- From: Gavin Nicol <gtn@ebt.com>
- Date: Thu, 17 Oct 1996 14:40:06 -0400
- To: U35395@UICVM.CC.UIC.EDU
- CC: w3c-sgml-wg@w3.org
> - the character repertoire of XML documents is that of ISO 10646 Good. > - conforming XML documents may be in UTF-8 or UCS-2 form Good. > - all XML processors must accept documents in UTF-8 and UCS-2 (or > optionally UTF-16) form I'm not a great fan of UTF-16, and am worried about the connotations of "accept". Does that mean parse, process, or just accept and die? > - XML processor may provide a user option which causes them to accept > documents in other coded character sets (e.g.

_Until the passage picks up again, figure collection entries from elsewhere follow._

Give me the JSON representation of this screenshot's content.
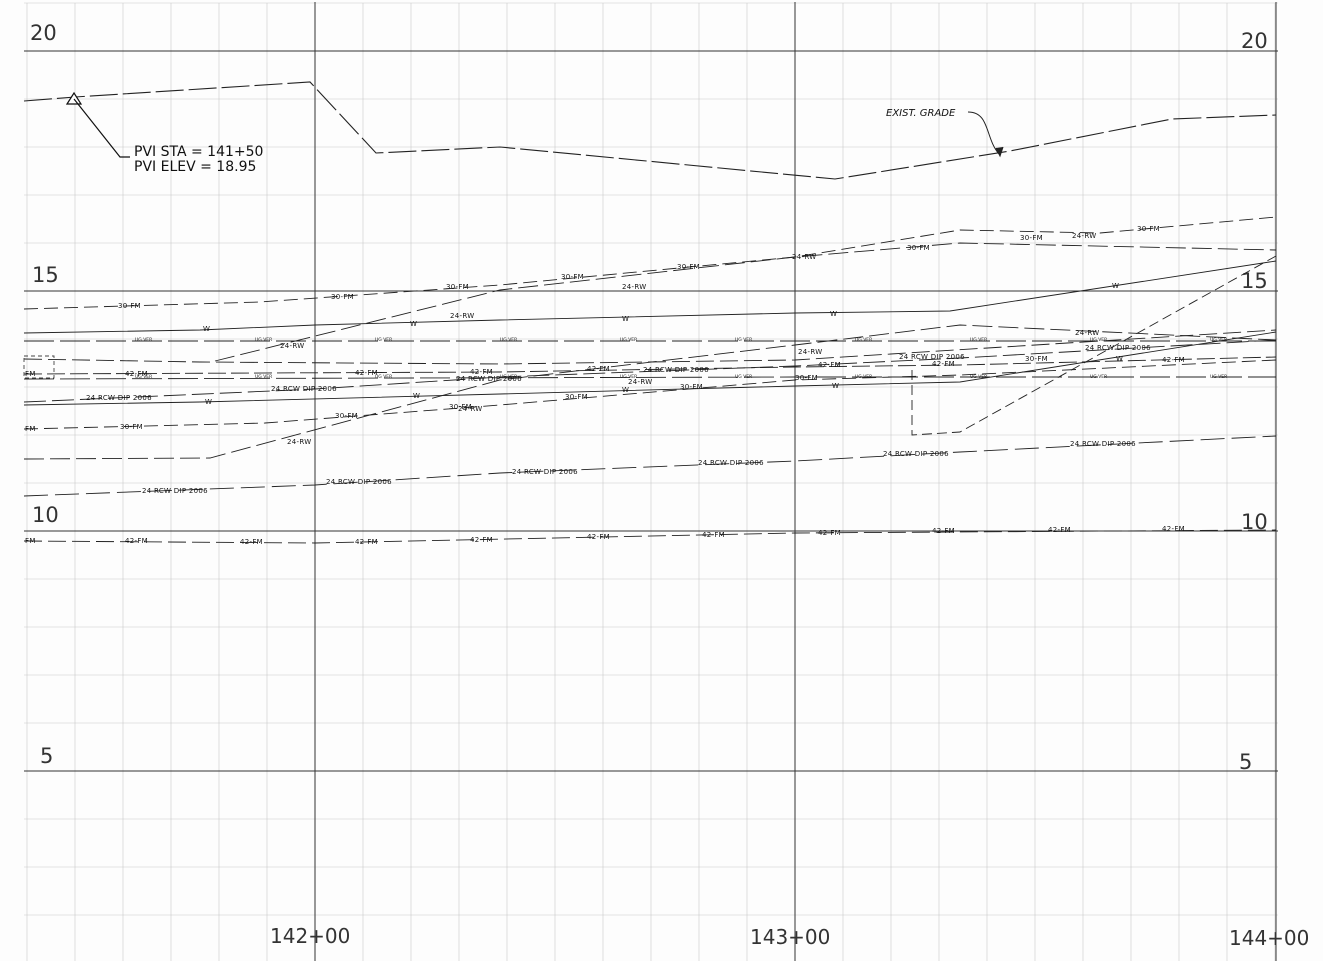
{
  "profile": {
    "elevation_labels_left": [
      "20",
      "15",
      "10",
      "5"
    ],
    "elevation_labels_right": [
      "20",
      "15",
      "10",
      "5"
    ],
    "stations": [
      "142+00",
      "143+00",
      "144+00"
    ],
    "pvi": {
      "sta_line": "PVI STA = 141+50",
      "elev_line": "PVI ELEV = 18.95"
    },
    "exist_grade_label": "EXIST. GRADE",
    "line_labels": {
      "fm30": "30-FM",
      "fm42": "42-FM",
      "rw24": "24-RW",
      "water": "W",
      "rcw": "24 RCW DIP 2006",
      "uv": "UG VER",
      "fm_short": "FM"
    }
  }
}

ISO 8859 or JIS 0208) > or other encodings of 10646 or other coded character sets (e.g. > Extended Unix Code) -- this behavior must be optional (i.e. the user > must be able to turn it off, so that documents not in UTF-8 or > UCS-2 raise errors). OK. I can live with this, but am not overly happy about the "must be optional" clause. >Still open: details of the mechanism to be used for signaling the >encoding and/or coded character set in use. 3 methods: 1) MIME headers for HTTP/email/filesystem (via *.mim) 2) FSI attributes 3) Catalog parameters
Received on Thursday, 17 October 1996 14:41:51 UTC